Readers can also search for Julius Nyang'oro, a professor at the center of the scandal who chaired UNC-Chapel Hill's Department of African and Afro-American Studies. His name returns more than 1,985 results. A search for Mary Willingham turns up 2,544 results. She's the university's former academic adviser who spoke out against lax standards for student-athletes and has since written a book about the scandal.
The app includes shortcut searches for some of the most well-known names mentioned in the documents and in the Wainstein Report, which details the nearly two decades of academic fraud at the university.
Readers can run their own searches as well, but not all names will show up. The university has redacted students' names and other information it has deemed private under federal and state records law.

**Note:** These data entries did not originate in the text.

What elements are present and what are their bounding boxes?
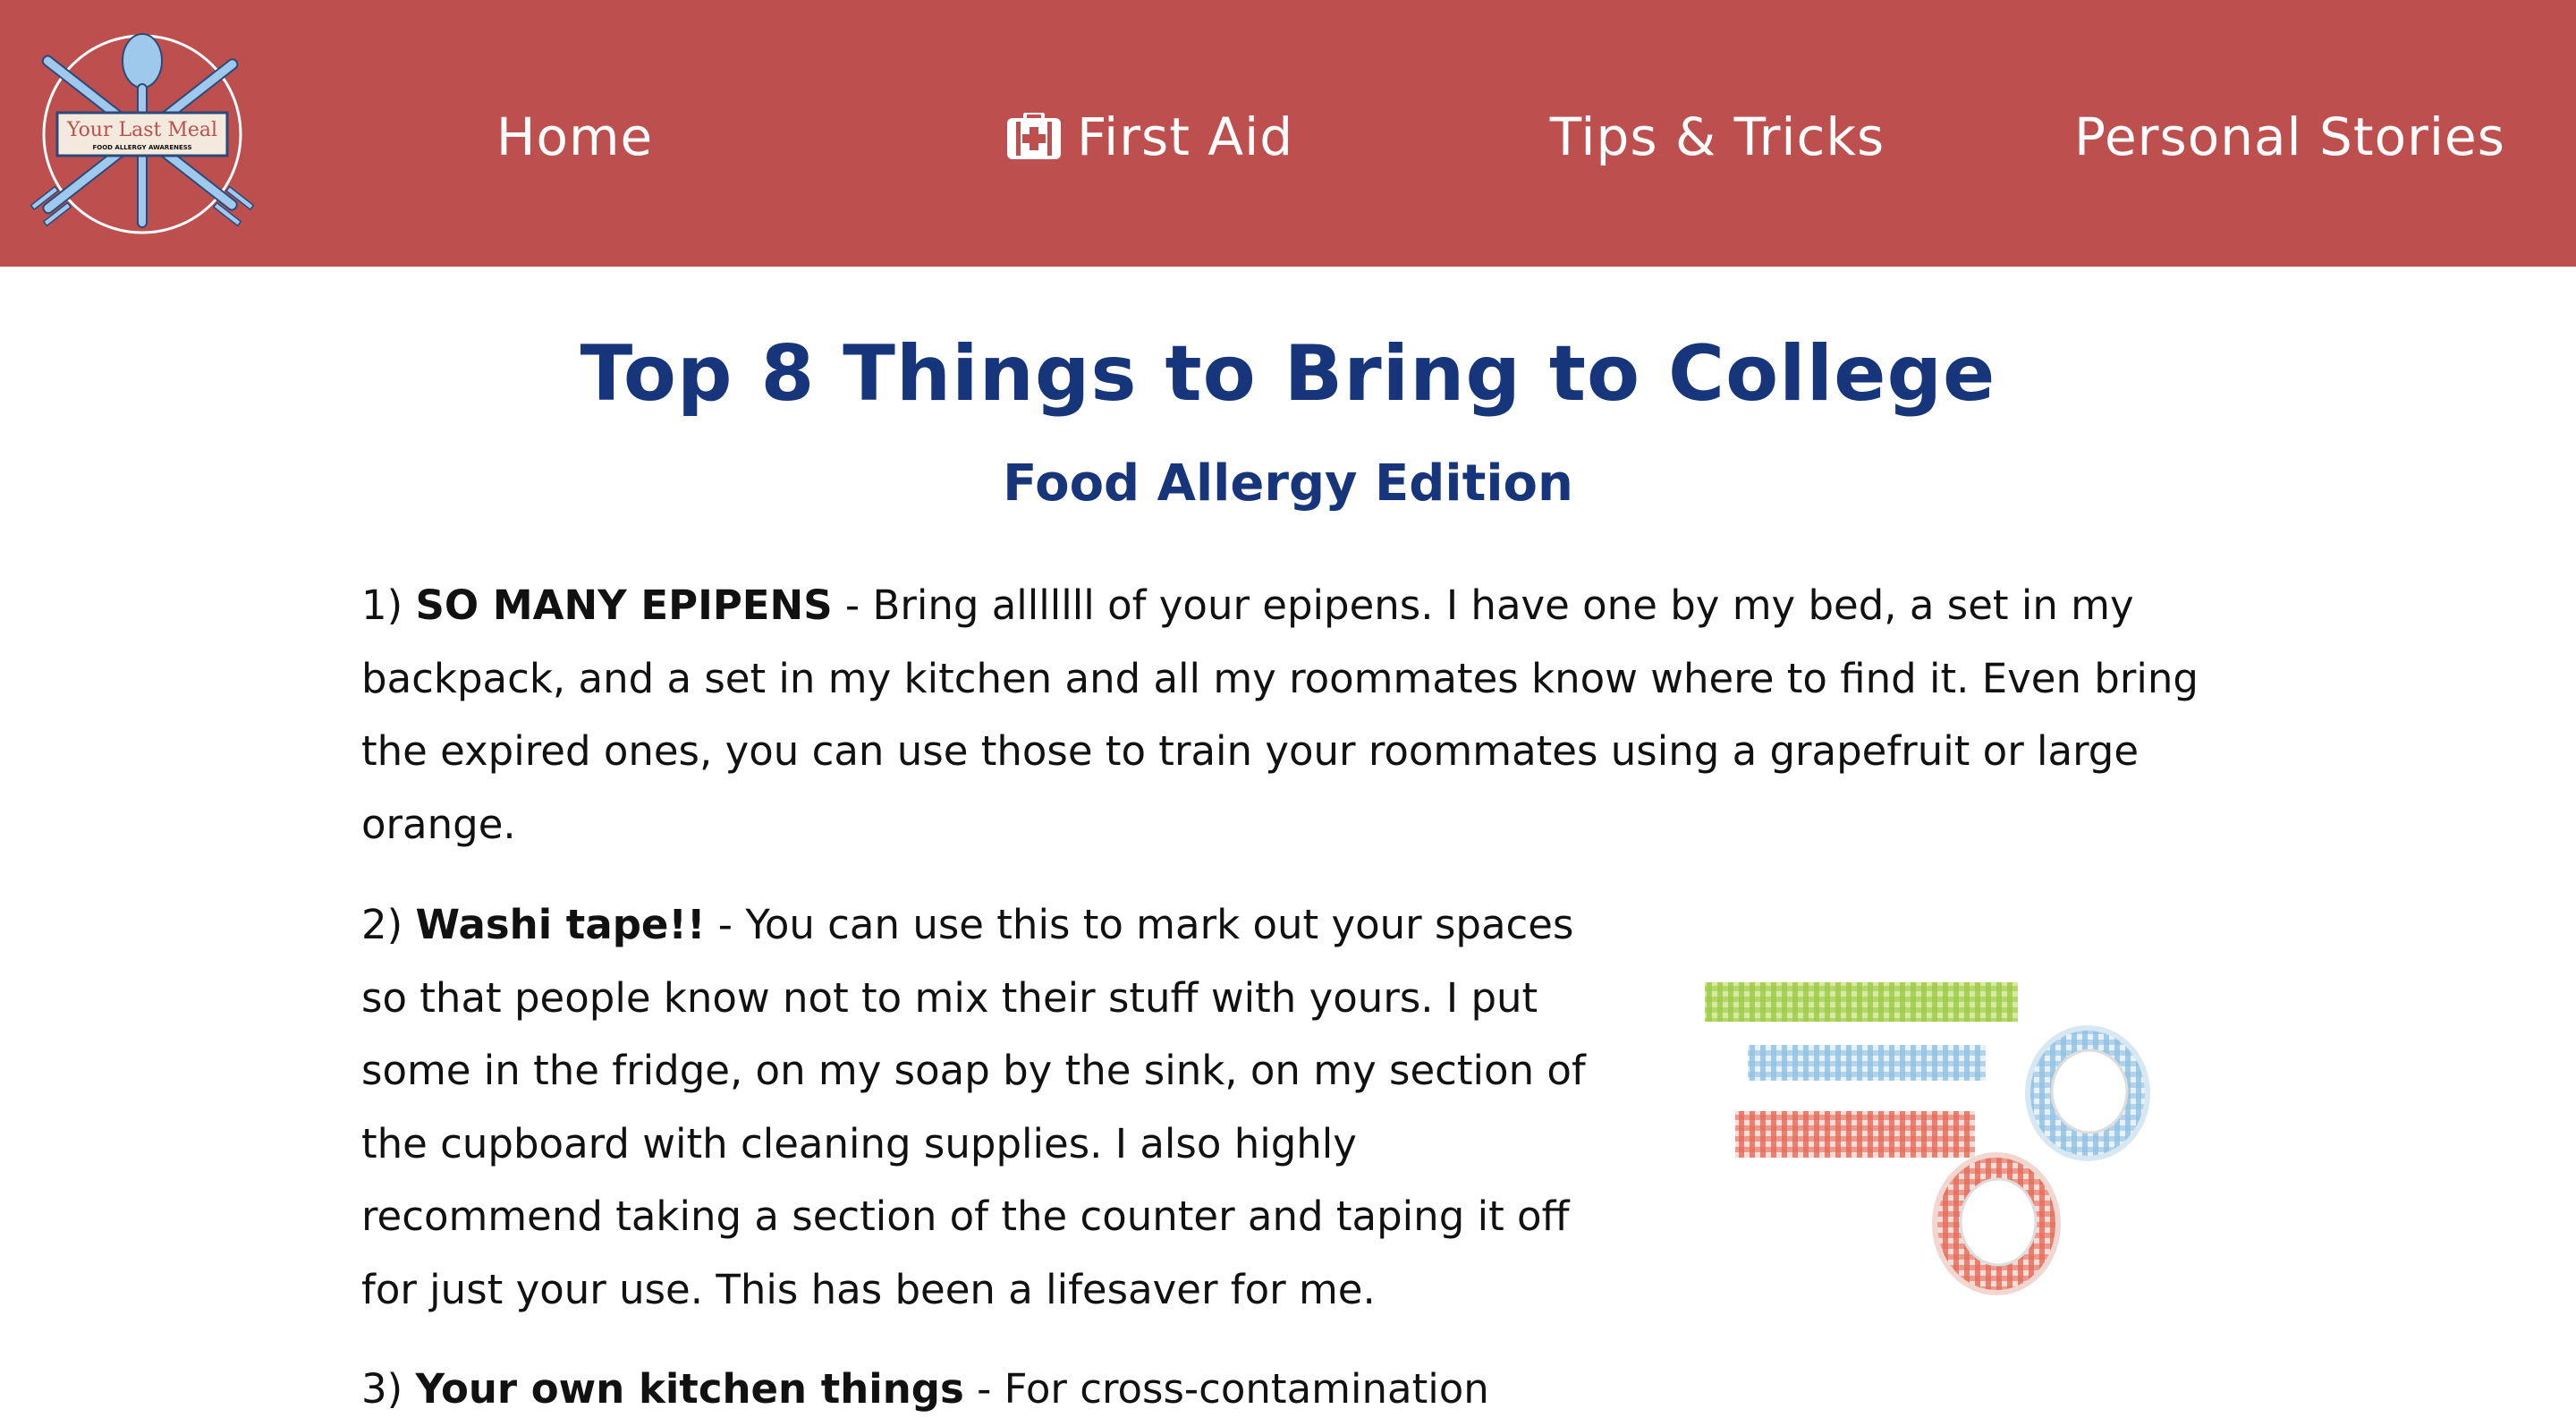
red-tape-strip: [1735, 1111, 1975, 1158]
item-heading: SO MANY EPIPENS: [415, 581, 833, 629]
nav-home-link[interactable]: Home: [420, 97, 729, 177]
list-item: 1) SO MANY EPIPENS - Bring alllllll of y…: [361, 569, 2204, 861]
list-item: 2) Washi tape!! - You can use this to ma…: [361, 888, 1596, 1326]
item-heading: Washi tape!!: [415, 901, 706, 948]
nav-personal-stories-link[interactable]: Personal Stories: [2074, 97, 2505, 177]
first-aid-kit-icon: [1005, 111, 1063, 161]
blue-tape-strip: [1748, 1045, 1986, 1081]
item-number: 1): [361, 581, 403, 629]
item-heading: Your own kitchen things: [415, 1365, 964, 1413]
nav-first-aid-link[interactable]: First Aid: [975, 97, 1324, 177]
item-text: - For cross-contamination: [963, 1365, 1489, 1413]
nav-tips-link[interactable]: Tips & Tricks: [1538, 97, 1896, 177]
blue-tape-roll: [2025, 1025, 2150, 1161]
green-tape-strip: [1705, 982, 2018, 1022]
nav-personal-stories-label: Personal Stories: [2074, 106, 2505, 167]
red-tape-roll: [1932, 1152, 2061, 1295]
washi-tape-image: [1642, 921, 2191, 1344]
page-title: Top 8 Things to Bring to College: [580, 329, 1996, 419]
item-number: 3): [361, 1365, 403, 1413]
item-text: - You can use this to mark out your spac…: [361, 901, 1586, 1313]
item-number: 2): [361, 901, 403, 948]
crossed-utensils-logo-icon: Your Last Meal FOOD ALLERGY AWARENESS: [30, 33, 255, 234]
nav-home-label: Home: [496, 106, 654, 167]
site-logo[interactable]: Your Last Meal FOOD ALLERGY AWARENESS: [23, 30, 261, 238]
logo-tagline: FOOD ALLERGY AWARENESS: [92, 144, 191, 151]
nav-tips-label: Tips & Tricks: [1549, 106, 1885, 167]
nav-first-aid-label: First Aid: [1076, 106, 1294, 167]
top-navbar: Your Last Meal FOOD ALLERGY AWARENESS Ho…: [0, 0, 2576, 267]
page-subtitle: Food Allergy Edition: [1003, 454, 1573, 513]
logo-title: Your Last Meal: [66, 119, 217, 141]
list-item: 3) Your own kitchen things - For cross-c…: [361, 1353, 1614, 1426]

Wainstein's 131-page report found student-athletes were given preferential treatment in the classroom and were specifically steered by academic counselors toward classes in the African and Afro-American Studies Department that rarely met and required only a paper to pass. Several employees were terminated or resigned as a result of the investigation, and more could still face discipline.
UNC plans to release more of the 5 million records as they are reviewed and redacted to protect private information. As of November, the university said it had paid a law firm almost $3 million primarily for help preparing the documents for release, just part of the more than $10 million school officials have paid outside firms for services related to the investigation.
UNC spokesperson Jim Gregory said in an email earlier this month that school officials had also hired more than 30 full-time reviewers from the university's temp service, as well as others from an outside company, to review the documents in preparation for release at a total projected cost of more than $1.4 million.
How we created the app
For the documents that weren't searchable, WRAL News used a Web-based service called DocumentCloud to process the documents with optical character recognition, which attempts to match images of text with their corresponding characters. OCR is never 100 percent accurate. Sometimes, letters and characters are too small, blurry or rendered in a difficult font. But it does give readers a chance to identify text in the documents.
New documents released by UNC in February were also uploaded to the collection, bringing the total number of pages to more than 600,000.
While there still may be a few bugs, the most important thing for readers to know is that we want the application to evolve with their feedback.
We hope it becomes a tool we can use to make public records more accessible to the public.